REBUTTAL: Remember this tendency: When God puts something NEW in play, He tends to use miracles to back up His point.

Follow me through this line of thought for a moment.

  1. Jesus came with a message. To verify that this message actually was from God and that Jesus wasn’t insane, God used miracles to show His stamp of approval.
  2. Jesus gave His closest disciples authority (apostolic authority), saying that whatever they loosed on earth would be loosed in heaven, and that whatever they bound on earth would be bound in heaven. In other words, Jesus actually trusted them and basically said that He would back their decisions. They could make decisions for the future of the church. (If they would’ve said “circumcision is required!!!” then it would be required. But they didn’t, saying in Acts, “It seemed good to the Holy Spirit and to us to impose no burden upon you other than this…keep away from sexual immorality, and don’t eat meat sacrificed to idols.”
  3. God did miracles through the Apostles, showing that they had God’s stamp of approval.
  4. Apostles (those with decision making authority) wrote the New Testament.

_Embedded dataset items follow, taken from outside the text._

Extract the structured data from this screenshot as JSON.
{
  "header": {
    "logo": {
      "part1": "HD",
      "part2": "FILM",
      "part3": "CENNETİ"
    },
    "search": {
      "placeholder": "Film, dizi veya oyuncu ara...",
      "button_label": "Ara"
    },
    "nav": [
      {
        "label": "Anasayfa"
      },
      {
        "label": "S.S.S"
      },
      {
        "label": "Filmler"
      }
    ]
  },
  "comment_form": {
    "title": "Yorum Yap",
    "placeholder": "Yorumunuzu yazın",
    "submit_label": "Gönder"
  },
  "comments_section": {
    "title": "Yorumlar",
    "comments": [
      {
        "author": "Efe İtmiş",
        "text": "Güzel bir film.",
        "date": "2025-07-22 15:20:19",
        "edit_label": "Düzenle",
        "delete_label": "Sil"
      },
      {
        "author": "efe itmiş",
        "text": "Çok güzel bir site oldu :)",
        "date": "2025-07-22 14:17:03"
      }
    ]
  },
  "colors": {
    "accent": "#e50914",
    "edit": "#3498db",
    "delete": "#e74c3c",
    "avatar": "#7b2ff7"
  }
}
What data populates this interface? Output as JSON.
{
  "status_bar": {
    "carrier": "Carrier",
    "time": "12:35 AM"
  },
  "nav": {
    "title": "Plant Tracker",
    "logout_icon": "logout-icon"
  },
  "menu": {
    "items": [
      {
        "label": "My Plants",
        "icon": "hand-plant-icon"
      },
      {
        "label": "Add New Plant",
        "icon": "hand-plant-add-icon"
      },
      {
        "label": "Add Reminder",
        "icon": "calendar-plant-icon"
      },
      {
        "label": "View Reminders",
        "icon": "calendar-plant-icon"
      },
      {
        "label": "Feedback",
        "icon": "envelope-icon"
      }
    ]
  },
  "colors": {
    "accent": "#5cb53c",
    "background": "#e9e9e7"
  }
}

This is important because as we answer the question: “Is the Bible the Word of God?” Let me say it like this…God’s Spirit was in these people as they wrote it. However, they weren’t mindless robots as they wrote. The Spirit of God led their hearts a certain direction…however, they were allowed to make some decisions in what they required of the churches or what they didn’t require. And since Jesus said that whatever they bound/loosed on earth would be bound/loosed in heaven, then the words of Scripture stand backed by Jesus Christ, being “His” words while at the same time being “Paul’s/Peter’s/John’s” words, etc.

Scripture was not just made up by guys who were just “really convincing” and inspired a following. Scripture was written by people who, by the power of God, busted out some miracles. God didn’t just ask us to “guess.” God gave evidence.

So why do I have faith that the Bible is the Word of God? Because that faith is reasonable. Faith and reason have never been opposites.